- Born: 1970 (age 54–55)

Academic background
- Education: University of Oslo, University of Bergen

Academic work
- Discipline: History
- Institutions: Norwegian Institute for Defence Studies
- Main interests: Defence policy, military organization, strategic governance

= Kjell Inge Bjerga =

Norwegian historian and professor

Kjell Inge Bjerga (born 1970) is a Norwegian historian and professor of defence history. He is a prominent scholar in the field of Norwegian military and security policy, and was the director of the Norwegian Institute for Defence Studies (IFS) until 2025.

Bjerga is originally from Aukra, near Molde. He holds a cand.philol. degree in history from the University of Oslo and earned his doctorate from the University of Bergen with a dissertation titled Forsvarspolitikk og forvaltningspolitikk? Organisering, reformer og militæreksepsjonalisme i Forsvarets sentrale ledelse mellom 1940 og 2003 ("Defence Policy and Administrative Policy? Organization, Reforms and Military Exceptionalism in the Central Defence Leadership between 1940 and 2003").

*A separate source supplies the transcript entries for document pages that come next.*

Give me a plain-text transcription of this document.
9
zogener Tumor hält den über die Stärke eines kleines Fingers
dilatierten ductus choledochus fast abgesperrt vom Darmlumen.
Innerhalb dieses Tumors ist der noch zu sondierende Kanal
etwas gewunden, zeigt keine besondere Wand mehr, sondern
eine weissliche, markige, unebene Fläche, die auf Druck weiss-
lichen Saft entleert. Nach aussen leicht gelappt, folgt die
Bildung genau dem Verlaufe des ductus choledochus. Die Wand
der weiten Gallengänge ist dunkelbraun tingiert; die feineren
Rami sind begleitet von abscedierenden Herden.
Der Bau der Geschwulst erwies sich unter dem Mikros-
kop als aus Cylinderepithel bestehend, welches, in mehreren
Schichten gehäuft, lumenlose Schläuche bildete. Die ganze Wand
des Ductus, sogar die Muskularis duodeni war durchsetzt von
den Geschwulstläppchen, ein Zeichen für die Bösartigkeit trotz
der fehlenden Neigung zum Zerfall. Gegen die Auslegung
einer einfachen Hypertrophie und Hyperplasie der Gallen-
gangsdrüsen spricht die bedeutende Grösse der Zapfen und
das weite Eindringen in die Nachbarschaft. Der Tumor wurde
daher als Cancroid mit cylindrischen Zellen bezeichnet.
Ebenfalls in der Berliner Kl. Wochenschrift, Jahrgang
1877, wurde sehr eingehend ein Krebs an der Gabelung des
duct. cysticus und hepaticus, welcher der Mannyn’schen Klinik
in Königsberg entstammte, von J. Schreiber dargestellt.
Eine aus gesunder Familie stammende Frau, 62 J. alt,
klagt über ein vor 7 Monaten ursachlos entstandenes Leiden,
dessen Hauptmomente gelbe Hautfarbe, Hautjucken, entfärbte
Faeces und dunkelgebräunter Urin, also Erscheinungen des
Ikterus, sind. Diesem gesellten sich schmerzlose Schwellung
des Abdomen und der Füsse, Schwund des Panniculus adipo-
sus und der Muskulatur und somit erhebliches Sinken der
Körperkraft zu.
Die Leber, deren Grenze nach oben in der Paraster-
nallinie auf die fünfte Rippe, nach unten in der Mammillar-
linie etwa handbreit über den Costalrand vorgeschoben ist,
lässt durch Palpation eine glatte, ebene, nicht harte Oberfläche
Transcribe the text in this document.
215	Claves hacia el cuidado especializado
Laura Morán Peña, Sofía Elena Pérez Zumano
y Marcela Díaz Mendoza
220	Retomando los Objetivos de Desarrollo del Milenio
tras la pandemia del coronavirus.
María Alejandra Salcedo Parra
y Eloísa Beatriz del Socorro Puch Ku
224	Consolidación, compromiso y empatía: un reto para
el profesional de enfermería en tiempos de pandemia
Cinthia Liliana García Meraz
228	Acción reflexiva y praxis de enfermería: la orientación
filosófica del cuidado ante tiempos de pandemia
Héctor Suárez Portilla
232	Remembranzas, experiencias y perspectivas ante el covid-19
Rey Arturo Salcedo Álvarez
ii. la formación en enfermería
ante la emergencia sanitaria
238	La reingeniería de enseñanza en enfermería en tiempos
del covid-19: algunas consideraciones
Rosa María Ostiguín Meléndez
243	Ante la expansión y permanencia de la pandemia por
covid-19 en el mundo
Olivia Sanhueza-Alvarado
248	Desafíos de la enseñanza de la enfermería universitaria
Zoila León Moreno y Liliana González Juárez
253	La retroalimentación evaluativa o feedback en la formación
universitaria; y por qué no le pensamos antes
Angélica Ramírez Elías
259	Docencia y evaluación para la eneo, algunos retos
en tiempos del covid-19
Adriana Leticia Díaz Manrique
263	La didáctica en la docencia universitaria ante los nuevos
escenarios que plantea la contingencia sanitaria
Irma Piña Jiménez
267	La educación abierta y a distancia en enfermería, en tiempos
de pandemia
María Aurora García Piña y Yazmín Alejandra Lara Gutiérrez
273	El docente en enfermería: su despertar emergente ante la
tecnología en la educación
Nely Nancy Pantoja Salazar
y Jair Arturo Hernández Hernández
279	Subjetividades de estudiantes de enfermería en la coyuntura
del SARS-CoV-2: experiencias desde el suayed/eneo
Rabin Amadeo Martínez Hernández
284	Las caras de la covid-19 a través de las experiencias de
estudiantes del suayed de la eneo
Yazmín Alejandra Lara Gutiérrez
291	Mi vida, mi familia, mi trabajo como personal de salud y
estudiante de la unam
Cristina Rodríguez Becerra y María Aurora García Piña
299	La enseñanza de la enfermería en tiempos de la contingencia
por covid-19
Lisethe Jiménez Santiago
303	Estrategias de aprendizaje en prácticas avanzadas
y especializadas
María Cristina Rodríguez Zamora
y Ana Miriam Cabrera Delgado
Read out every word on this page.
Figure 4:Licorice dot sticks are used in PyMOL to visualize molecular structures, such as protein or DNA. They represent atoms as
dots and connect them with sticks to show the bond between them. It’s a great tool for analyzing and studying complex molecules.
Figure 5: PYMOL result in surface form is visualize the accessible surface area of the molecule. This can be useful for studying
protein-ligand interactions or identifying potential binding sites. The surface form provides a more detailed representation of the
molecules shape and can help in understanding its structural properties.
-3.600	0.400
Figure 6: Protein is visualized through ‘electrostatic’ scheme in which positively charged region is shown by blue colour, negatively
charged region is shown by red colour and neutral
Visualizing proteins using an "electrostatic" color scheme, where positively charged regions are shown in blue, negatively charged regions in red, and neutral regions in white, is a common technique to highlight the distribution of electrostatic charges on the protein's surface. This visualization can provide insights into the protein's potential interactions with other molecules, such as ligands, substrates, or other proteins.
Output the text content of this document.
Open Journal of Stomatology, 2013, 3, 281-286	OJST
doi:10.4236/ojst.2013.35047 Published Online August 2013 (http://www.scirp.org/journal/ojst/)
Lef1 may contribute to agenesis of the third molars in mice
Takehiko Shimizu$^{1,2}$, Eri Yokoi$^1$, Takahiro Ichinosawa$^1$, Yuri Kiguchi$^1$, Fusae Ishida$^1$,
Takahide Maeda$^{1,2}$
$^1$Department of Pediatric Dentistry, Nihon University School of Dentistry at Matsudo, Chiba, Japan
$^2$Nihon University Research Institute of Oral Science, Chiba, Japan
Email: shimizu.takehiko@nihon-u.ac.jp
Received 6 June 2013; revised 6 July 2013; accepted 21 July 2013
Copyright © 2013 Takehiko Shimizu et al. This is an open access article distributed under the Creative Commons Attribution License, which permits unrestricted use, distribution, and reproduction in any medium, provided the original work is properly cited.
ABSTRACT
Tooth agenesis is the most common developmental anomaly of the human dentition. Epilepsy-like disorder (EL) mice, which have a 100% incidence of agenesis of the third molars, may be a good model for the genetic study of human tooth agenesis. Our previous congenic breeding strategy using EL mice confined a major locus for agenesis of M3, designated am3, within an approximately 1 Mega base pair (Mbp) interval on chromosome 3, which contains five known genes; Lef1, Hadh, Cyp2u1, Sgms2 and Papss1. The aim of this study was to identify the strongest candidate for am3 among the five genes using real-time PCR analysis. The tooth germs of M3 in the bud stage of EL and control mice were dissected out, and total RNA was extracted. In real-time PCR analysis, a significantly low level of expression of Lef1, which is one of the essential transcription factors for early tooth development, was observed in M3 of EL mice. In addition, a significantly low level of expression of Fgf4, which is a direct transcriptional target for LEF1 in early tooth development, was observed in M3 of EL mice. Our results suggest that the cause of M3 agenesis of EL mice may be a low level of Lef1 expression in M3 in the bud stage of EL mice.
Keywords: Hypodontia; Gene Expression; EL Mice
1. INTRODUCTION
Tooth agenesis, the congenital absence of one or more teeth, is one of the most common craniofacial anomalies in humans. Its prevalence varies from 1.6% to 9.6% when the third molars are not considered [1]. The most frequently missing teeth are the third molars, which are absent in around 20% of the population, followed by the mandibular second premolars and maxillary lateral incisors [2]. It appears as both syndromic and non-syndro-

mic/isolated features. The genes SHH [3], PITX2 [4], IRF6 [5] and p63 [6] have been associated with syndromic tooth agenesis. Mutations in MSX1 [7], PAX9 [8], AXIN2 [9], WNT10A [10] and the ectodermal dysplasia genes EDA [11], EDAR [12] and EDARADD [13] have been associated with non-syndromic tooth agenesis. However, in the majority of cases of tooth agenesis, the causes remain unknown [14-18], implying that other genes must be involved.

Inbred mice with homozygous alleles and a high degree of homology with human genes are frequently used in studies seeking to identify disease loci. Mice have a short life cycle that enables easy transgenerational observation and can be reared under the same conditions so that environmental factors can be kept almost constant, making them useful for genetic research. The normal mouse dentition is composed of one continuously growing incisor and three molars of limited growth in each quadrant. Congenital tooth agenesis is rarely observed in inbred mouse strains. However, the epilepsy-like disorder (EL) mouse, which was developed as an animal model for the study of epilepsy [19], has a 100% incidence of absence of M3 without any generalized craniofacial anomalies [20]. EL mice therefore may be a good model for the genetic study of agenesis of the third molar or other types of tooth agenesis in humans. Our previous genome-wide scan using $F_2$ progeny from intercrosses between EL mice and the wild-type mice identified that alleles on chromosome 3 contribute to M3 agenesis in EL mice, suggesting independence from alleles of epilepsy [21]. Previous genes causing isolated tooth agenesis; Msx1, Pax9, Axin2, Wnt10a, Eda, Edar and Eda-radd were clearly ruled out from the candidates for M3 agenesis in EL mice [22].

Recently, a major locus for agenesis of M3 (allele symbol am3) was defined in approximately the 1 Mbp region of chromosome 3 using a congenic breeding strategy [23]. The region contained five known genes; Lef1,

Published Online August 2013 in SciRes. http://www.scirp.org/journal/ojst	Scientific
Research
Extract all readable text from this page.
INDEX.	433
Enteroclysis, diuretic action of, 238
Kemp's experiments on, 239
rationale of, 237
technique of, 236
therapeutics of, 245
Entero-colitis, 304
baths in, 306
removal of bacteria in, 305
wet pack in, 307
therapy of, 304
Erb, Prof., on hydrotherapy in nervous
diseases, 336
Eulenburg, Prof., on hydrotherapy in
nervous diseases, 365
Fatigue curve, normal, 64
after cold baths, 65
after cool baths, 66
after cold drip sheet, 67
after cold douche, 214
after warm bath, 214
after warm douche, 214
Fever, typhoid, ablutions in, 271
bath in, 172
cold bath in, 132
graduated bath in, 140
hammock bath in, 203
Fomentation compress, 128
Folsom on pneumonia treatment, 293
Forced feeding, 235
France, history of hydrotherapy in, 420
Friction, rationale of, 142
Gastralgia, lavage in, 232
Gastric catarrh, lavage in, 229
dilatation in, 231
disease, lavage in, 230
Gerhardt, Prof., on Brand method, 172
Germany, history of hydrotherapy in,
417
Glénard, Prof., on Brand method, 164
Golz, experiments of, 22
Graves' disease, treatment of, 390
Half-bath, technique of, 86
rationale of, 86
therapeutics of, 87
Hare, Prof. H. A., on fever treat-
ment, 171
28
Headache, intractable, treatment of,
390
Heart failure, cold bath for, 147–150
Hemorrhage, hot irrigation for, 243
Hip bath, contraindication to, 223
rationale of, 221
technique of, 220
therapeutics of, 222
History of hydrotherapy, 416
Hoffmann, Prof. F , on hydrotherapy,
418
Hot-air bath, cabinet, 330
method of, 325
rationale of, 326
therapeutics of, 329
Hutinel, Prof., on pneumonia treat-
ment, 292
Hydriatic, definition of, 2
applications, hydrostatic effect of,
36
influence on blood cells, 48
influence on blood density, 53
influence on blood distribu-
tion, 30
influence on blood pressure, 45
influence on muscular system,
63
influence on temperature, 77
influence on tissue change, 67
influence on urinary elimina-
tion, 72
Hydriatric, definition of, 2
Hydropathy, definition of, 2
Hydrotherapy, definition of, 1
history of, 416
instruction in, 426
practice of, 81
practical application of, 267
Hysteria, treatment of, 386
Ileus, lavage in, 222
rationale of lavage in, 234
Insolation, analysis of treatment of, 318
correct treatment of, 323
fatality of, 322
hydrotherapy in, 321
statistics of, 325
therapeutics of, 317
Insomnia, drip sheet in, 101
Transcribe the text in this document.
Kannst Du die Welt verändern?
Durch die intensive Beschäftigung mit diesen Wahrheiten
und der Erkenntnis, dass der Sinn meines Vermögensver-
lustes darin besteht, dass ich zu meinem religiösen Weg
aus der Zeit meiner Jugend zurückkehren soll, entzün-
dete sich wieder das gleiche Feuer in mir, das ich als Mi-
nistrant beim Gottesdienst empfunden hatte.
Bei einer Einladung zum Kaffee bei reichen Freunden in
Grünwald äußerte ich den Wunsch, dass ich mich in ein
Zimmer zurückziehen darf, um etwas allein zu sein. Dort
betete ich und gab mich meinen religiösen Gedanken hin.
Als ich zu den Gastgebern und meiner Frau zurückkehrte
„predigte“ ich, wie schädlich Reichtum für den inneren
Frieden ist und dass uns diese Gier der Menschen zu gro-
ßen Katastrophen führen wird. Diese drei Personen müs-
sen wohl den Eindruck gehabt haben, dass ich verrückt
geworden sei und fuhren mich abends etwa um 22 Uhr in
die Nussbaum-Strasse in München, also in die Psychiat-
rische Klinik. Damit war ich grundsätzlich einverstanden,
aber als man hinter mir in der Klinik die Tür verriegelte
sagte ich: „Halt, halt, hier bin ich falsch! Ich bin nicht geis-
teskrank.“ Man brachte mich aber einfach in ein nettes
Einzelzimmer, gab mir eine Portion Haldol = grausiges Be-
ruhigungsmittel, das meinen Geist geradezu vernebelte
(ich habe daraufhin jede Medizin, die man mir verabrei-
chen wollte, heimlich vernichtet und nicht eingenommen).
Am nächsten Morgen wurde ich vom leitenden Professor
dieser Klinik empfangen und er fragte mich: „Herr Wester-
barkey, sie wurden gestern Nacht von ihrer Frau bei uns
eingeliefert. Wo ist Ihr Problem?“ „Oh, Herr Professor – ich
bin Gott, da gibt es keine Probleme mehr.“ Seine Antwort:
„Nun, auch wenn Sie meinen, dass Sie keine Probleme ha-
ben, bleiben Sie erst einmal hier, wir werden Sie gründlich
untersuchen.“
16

His doctoral research was conducted at the Department of Archaeology, History, Cultural and Religious Studies under the supervision of Professor Tore Grønlie. Bjerga joined the Institute for Defence Studies as a researcher in 1999, became section head in 2005, and led research on organizational reform between 2012 and 2016. He served as dean of the Norwegian Defence University College from 2014 to 2017 and headed the secretariat for the Norwegian government's working group on military support to the police in 2016.